IX. La dénomination des chevaliers, même de ceux qui la tenaient de leur service dans la cavalerie, a souvent varié : ils furent nommés célères sous Romulus et les rois, puis flexumines, ensuite trossules, parce qu’ils avaient pris, sans aucun secours de l’infanterie, une ville d’Etrurie nommée Trossulum, et située à neuf mille pas en deçà de Volsinies. Cette dernière désignation subsista jusqu’après la mort de C. Gracchus ; du moins trouve-t-on ce fait attesté dans les écrits de Junius, surnommé Gracchanus, à cause de son amitié pour ce tribun : « Quant à ce qui regarde l’ordre équestre, dit Junius, on donnait à ses membres le nom de trossules ; on leur donne maintenant celui de chevaliers, et nombre de chevaliers rougissent d’être appelés trossules, parce qu’ils ne connaissent pas le sens de cette dénomination ». Et après cela Junius en expose la raison, que j’ai indiquée plus haut, et ajoute que, bon gré mal gré, ils sont encore appelés trossules.
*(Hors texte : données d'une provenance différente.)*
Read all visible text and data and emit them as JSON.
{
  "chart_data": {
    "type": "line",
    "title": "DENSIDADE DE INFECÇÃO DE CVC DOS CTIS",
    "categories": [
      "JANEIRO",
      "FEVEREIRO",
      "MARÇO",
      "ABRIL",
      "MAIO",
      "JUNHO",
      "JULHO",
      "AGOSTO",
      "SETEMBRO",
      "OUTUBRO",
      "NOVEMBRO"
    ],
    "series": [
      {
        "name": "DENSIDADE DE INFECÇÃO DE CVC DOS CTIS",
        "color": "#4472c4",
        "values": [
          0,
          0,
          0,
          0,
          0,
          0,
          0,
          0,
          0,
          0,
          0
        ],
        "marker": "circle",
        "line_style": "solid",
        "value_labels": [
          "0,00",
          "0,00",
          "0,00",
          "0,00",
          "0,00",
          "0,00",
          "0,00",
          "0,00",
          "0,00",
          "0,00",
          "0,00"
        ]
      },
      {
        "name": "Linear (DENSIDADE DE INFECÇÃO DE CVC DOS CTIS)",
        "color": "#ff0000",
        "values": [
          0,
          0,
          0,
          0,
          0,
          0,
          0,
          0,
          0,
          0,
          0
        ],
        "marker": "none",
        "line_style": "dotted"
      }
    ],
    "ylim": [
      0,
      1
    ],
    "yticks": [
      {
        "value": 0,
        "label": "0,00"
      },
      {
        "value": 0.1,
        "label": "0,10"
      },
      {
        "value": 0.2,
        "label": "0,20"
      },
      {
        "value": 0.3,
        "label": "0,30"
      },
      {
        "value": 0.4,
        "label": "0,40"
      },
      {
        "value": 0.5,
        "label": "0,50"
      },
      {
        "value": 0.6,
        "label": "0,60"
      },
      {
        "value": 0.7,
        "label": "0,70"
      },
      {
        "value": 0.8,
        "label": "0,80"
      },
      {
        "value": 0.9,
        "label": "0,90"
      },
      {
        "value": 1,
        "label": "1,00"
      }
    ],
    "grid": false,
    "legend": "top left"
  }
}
X. L’or est le sujet de quelques autres distinctions, qui ne doivent pas non plus être omises. Nos aïeux donnèrent des colliers d’or aux troupes auxiliaires et aux étrangers, mais ils n’en donnèrent jamais que d’argent aux citoyens ; de plus, ils donnèrent des bracelets aux citoyens, et jamais aux étrangers.

XI. Quant aux couronnes d’or, ce qui doit paraître étonnant, ils en ont accordé même aux citoyens. Je n’ai trouvé nulle part le nom du premier qui en reçut une ; mais on sait qui le premier décerna cette distinction. D’après L. Pison, ce fut le dictateur A. Postumius (an de Rome 323) : ayant forcé le camp des Latins auprès du lac Régille, il accorda, sur le produit du butin, une couronne d’or à celui qui avait le plus contribué à ce succès. L. Lentulus, consul (an de Rome 479), en donna une du poids de cinq livres à Servius Cornélius Merenda, après la prise d’une ville samnite. Pison Frugi en décerna une à son fils ; mais, la prenant sur ses propres deniers, il lui en légua la valeur par la première clause de son testament.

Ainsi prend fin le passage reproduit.